AN online petition has been launched calling for a footbridge to take one of the world’s most famous long distance walks over one of North Yorkshire’s busiest roads.

Campaigners say walkers often take their lives in their hands crossing the busy A19, between Ingleby Arncliffe and Ingleby Cross, near Northallerton, and fear someone will be badly injured or killed. Now they say it is time something was done.

The 192-mile Coast to Coast walk was devised by Alfred Wainwright in 1973, taking trekkers from the Irish Sea at St Bees in Cumbria to Robin Hood’s Bay on the North Yorkshire coast.

It goes through three national parks – the Lake District, the Yorkshire Dales and the North York Moors – and is hugely popular with long-distance walkers.

But when it was devised the A19 was not the busy dual carriageway it is today, so for many walkers the section which takes pedestrians across the road near Ingleby Cross is safety hazard.

For Ashley Vaughan Watson, who runs the nearby Somerset House bed and breakfast, a footbridge is desperately needed and he’s now launched the online petition to rally support.

“At the moment it’s bad because the A19 has become the main route north and south because of roadworks on the A1,” he said.

“Trying to cross the road with a rucksack and maybe a dog, it’s an accident waiting to happen.
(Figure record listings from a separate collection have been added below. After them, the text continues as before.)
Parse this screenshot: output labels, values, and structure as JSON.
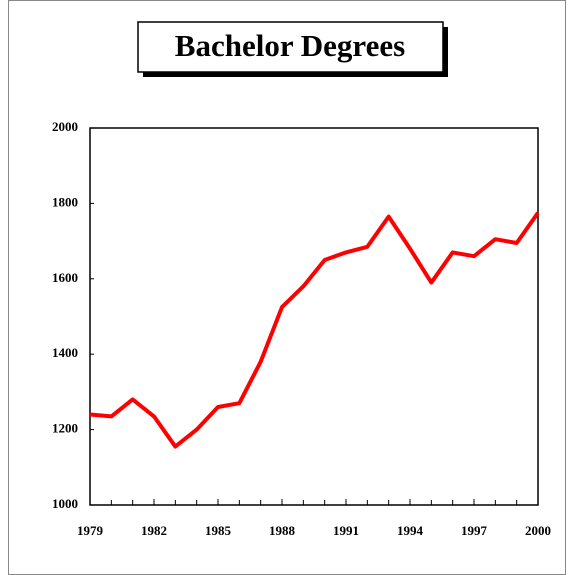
{
  "chart_data": {
    "type": "line",
    "title": "Bachelor Degrees",
    "x": [
      1979,
      1980,
      1981,
      1982,
      1983,
      1984,
      1985,
      1986,
      1987,
      1988,
      1989,
      1990,
      1991,
      1992,
      1993,
      1994,
      1995,
      1996,
      1997,
      1998,
      1999,
      2000
    ],
    "series": [
      {
        "name": "Bachelor Degrees",
        "color": "#ff0000",
        "values": [
          1240,
          1235,
          1280,
          1235,
          1155,
          1200,
          1260,
          1270,
          1380,
          1525,
          1580,
          1650,
          1670,
          1685,
          1765,
          1680,
          1590,
          1670,
          1660,
          1705,
          1695,
          1775
        ]
      }
    ],
    "xlim": [
      1979,
      2000
    ],
    "xticks": [
      1979,
      1982,
      1985,
      1988,
      1991,
      1994,
      1997,
      2000
    ],
    "ylim": [
      1000,
      2000
    ],
    "yticks": [
      1000,
      1200,
      1400,
      1600,
      1800,
      2000
    ]
  }
}
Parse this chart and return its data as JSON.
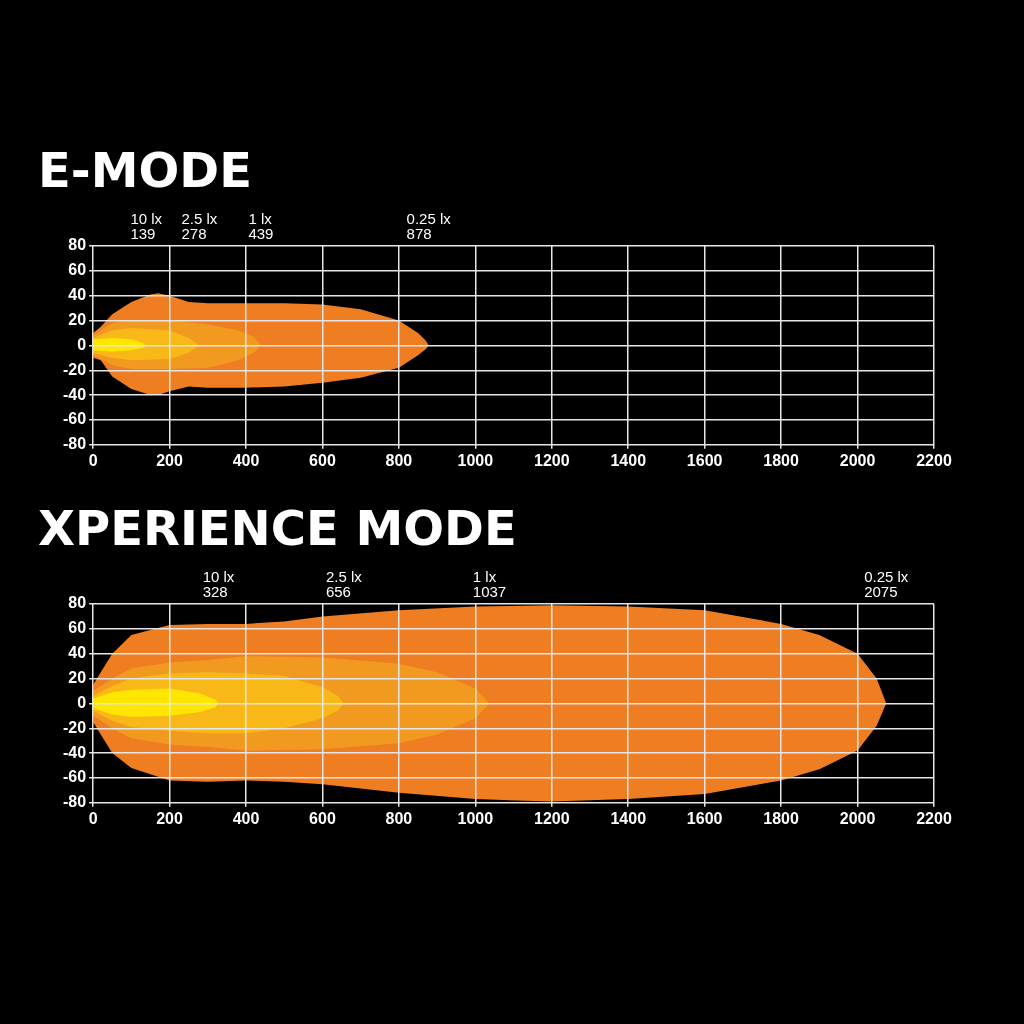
{
  "chart_data": [
    {
      "type": "area",
      "title": "E-MODE",
      "xlim": [
        0,
        2200
      ],
      "ylim": [
        -80,
        80
      ],
      "xticks": [
        0,
        200,
        400,
        600,
        800,
        1000,
        1200,
        1400,
        1600,
        1800,
        2000,
        2200
      ],
      "yticks": [
        -80,
        -60,
        -40,
        -20,
        0,
        20,
        40,
        60,
        80
      ],
      "grid": true,
      "annotations": [
        "10 lx\n139",
        "2.5 lx\n278",
        "1 lx\n439",
        "0.25 lx\n878"
      ],
      "series": [
        {
          "color": "#ef7d22",
          "x": [
            0,
            20,
            50,
            100,
            150,
            170,
            200,
            250,
            300,
            400,
            500,
            600,
            700,
            800,
            850,
            870,
            878
          ],
          "values": [
            10,
            15,
            25,
            35,
            41,
            42,
            40,
            35,
            34,
            34,
            34,
            33,
            29,
            20,
            10,
            4,
            0
          ]
        },
        {
          "color": "#ef7d22",
          "x": [
            0,
            20,
            50,
            100,
            150,
            170,
            200,
            250,
            300,
            400,
            500,
            600,
            700,
            800,
            850,
            870,
            878
          ],
          "values": [
            -10,
            -12,
            -25,
            -35,
            -40,
            -40,
            -37,
            -33,
            -34,
            -34,
            -33,
            -30,
            -26,
            -18,
            -8,
            -3,
            0
          ]
        },
        {
          "color": "#f29a20",
          "x": [
            0,
            50,
            100,
            200,
            300,
            380,
            420,
            439
          ],
          "values": [
            8,
            18,
            20,
            20,
            17,
            12,
            7,
            0
          ]
        },
        {
          "color": "#f29a20",
          "x": [
            0,
            50,
            100,
            200,
            300,
            380,
            420,
            439
          ],
          "values": [
            -8,
            -16,
            -19,
            -19,
            -18,
            -12,
            -6,
            0
          ]
        },
        {
          "color": "#f8b818",
          "x": [
            0,
            50,
            100,
            200,
            250,
            278
          ],
          "values": [
            6,
            12,
            14,
            12,
            6,
            0
          ]
        },
        {
          "color": "#f8b818",
          "x": [
            0,
            50,
            100,
            200,
            250,
            278
          ],
          "values": [
            -6,
            -10,
            -12,
            -11,
            -6,
            0
          ]
        },
        {
          "color": "#ffe600",
          "x": [
            0,
            50,
            100,
            130,
            139
          ],
          "values": [
            5,
            6,
            5,
            2,
            0
          ]
        },
        {
          "color": "#ffe600",
          "x": [
            0,
            50,
            100,
            130,
            139
          ],
          "values": [
            -4,
            -5,
            -4,
            -2,
            0
          ]
        }
      ]
    },
    {
      "type": "area",
      "title": "XPERIENCE MODE",
      "xlim": [
        0,
        2200
      ],
      "ylim": [
        -80,
        80
      ],
      "xticks": [
        0,
        200,
        400,
        600,
        800,
        1000,
        1200,
        1400,
        1600,
        1800,
        2000,
        2200
      ],
      "yticks": [
        -80,
        -60,
        -40,
        -20,
        0,
        20,
        40,
        60,
        80
      ],
      "grid": true,
      "annotations": [
        "10 lx\n328",
        "2.5 lx\n656",
        "1 lx\n1037",
        "0.25 lx\n2075"
      ],
      "series": [
        {
          "color": "#ef7d22",
          "x": [
            0,
            20,
            50,
            100,
            200,
            300,
            400,
            500,
            600,
            800,
            1000,
            1200,
            1400,
            1600,
            1800,
            1900,
            2000,
            2050,
            2075
          ],
          "values": [
            15,
            25,
            40,
            55,
            63,
            64,
            64,
            66,
            70,
            75,
            78,
            79,
            78,
            75,
            64,
            55,
            40,
            20,
            0
          ]
        },
        {
          "color": "#ef7d22",
          "x": [
            0,
            20,
            50,
            100,
            200,
            300,
            400,
            500,
            600,
            800,
            1000,
            1200,
            1400,
            1600,
            1800,
            1900,
            2000,
            2050,
            2075
          ],
          "values": [
            -15,
            -25,
            -40,
            -52,
            -62,
            -63,
            -62,
            -63,
            -65,
            -72,
            -77,
            -79,
            -77,
            -73,
            -62,
            -53,
            -38,
            -18,
            0
          ]
        },
        {
          "color": "#f29a20",
          "x": [
            0,
            50,
            100,
            200,
            300,
            400,
            600,
            800,
            900,
            1000,
            1037
          ],
          "values": [
            10,
            20,
            28,
            33,
            35,
            38,
            37,
            32,
            25,
            12,
            0
          ]
        },
        {
          "color": "#f29a20",
          "x": [
            0,
            50,
            100,
            200,
            300,
            400,
            600,
            800,
            900,
            1000,
            1037
          ],
          "values": [
            -10,
            -20,
            -28,
            -33,
            -35,
            -38,
            -37,
            -32,
            -25,
            -12,
            0
          ]
        },
        {
          "color": "#f8b818",
          "x": [
            0,
            50,
            100,
            200,
            300,
            400,
            500,
            600,
            640,
            656
          ],
          "values": [
            6,
            14,
            20,
            24,
            25,
            24,
            22,
            13,
            6,
            0
          ]
        },
        {
          "color": "#f8b818",
          "x": [
            0,
            50,
            100,
            200,
            300,
            400,
            500,
            600,
            640,
            656
          ],
          "values": [
            -6,
            -14,
            -19,
            -22,
            -24,
            -24,
            -20,
            -12,
            -6,
            0
          ]
        },
        {
          "color": "#ffe600",
          "x": [
            0,
            50,
            100,
            200,
            280,
            320,
            328
          ],
          "values": [
            4,
            9,
            11,
            12,
            8,
            3,
            0
          ]
        },
        {
          "color": "#ffe600",
          "x": [
            0,
            50,
            100,
            200,
            280,
            320,
            328
          ],
          "values": [
            -4,
            -9,
            -11,
            -10,
            -7,
            -3,
            0
          ]
        }
      ]
    }
  ]
}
Quite a few of our guests are coast to coast walkers and they’ve told us they have come close many times.

“It has been raised in the past but nothing happens, it will only be if somebody dies. We want to prove we have the backing of enough people before we go to the authorities. If we can get a few thousand signatures that would give us ammunition to back the case.

“We need a bridge. People are not going to be keen to walk along a big diversion. They have already walked 24 miles by the time they get here from Richmond and the Coast to Coast is a big economic boost for this area.”

He claimed that some 10,000 people from all over the world followed the route every year - and the online petition needs that number of signatures to get a Government response.